아래 코드 셀은 `src` 디렉토리에 SageMaker 추론 스크립트인 `inference.py`를 저장합니다.<br>

이 스크립트는 SageMaker 상에서 호스팅 엔드포인트를 쉽게 배포할 수 이는 high-level 툴킷인 SageMaker inference toolkit의 인터페이스를
사용하고 있으며, 여러분께서는 인터페이스에 정의된 핸들러(handler) 함수들만 구현하시면 됩니다. 아래 인터페이스는 텐서플로를 제외한 프레임워크들에서 공용으로 사용됩니다. 
- `model_fn()`: S3나 model zoo에 저장된 모델을 추론 인스턴스의 메모리로 로드 후, 모델을 리턴하는 방법을 정의하는 전처리 함수입니다.
- `input_fn()`: 사용자로부터 입력받은 내용을 모델 추론에 적합하게 변환하는 전처리 함수로, content_type 인자값을 통해 입력값 포맷을 확인할 수 있습니다.
- `predict_fn()`: model_fn()에서 리턴받은 모델과 input_fn()에서 변환된 데이터로 추론을 수행합니다.
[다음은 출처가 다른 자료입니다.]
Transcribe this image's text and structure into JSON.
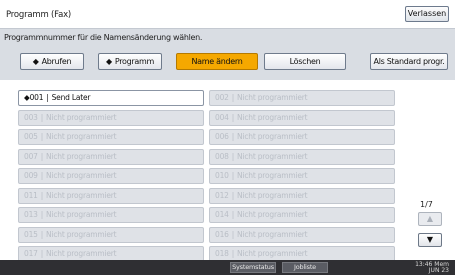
{
  "window": {
    "title": "Programm (Fax)",
    "exit_label": "Verlassen"
  },
  "instruction": "Programmnummer für die Namensänderung wählen.",
  "toolbar": {
    "recall_label": "Abrufen",
    "recall_icon": "◆",
    "program_label": "Programm",
    "program_icon": "◆",
    "rename_label": "Name ändern",
    "delete_label": "Löschen",
    "default_label": "Als Standard progr."
  },
  "slots_left": [
    {
      "num": "001",
      "label": "Send Later",
      "filled": true
    },
    {
      "num": "003",
      "label": "Nicht programmiert",
      "filled": false
    },
    {
      "num": "005",
      "label": "Nicht programmiert",
      "filled": false
    },
    {
      "num": "007",
      "label": "Nicht programmiert",
      "filled": false
    },
    {
      "num": "009",
      "label": "Nicht programmiert",
      "filled": false
    },
    {
      "num": "011",
      "label": "Nicht programmiert",
      "filled": false
    },
    {
      "num": "013",
      "label": "Nicht programmiert",
      "filled": false
    },
    {
      "num": "015",
      "label": "Nicht programmiert",
      "filled": false
    },
    {
      "num": "017",
      "label": "Nicht programmiert",
      "filled": false
    }
  ],
  "slots_right": [
    {
      "num": "002",
      "label": "Nicht programmiert",
      "filled": false
    },
    {
      "num": "004",
      "label": "Nicht programmiert",
      "filled": false
    },
    {
      "num": "006",
      "label": "Nicht programmiert",
      "filled": false
    },
    {
      "num": "008",
      "label": "Nicht programmiert",
      "filled": false
    },
    {
      "num": "010",
      "label": "Nicht programmiert",
      "filled": false
    },
    {
      "num": "012",
      "label": "Nicht programmiert",
      "filled": false
    },
    {
      "num": "014",
      "label": "Nicht programmiert",
      "filled": false
    },
    {
      "num": "016",
      "label": "Nicht programmiert",
      "filled": false
    },
    {
      "num": "018",
      "label": "Nicht programmiert",
      "filled": false
    }
  ],
  "pager": {
    "text": "1/7",
    "up_icon": "▲",
    "down_icon": "▼"
  },
  "statusbar": {
    "button1": "Systemstatus",
    "button2": "Jobliste",
    "time": "13:46",
    "date_line": "JUN",
    "mem": "Mem",
    "day": "23"
  },
  "colors": {
    "accent": "#f5a800",
    "panel": "#d9dde3",
    "statusbar": "#2f2f33"
  }
}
- `output_fn()`: 추론 결과를 반환하는 후처리 함수입니다.

Tip: `input_fn(), predict_fn(), output_fn()`을 각각 구현하는 대신, 세 함수들을 한꺼번에 묶어서 `transform()` 함수에 구현하는 것도 가능합니다. 아래 Code snippet 예시를 참조하십시오.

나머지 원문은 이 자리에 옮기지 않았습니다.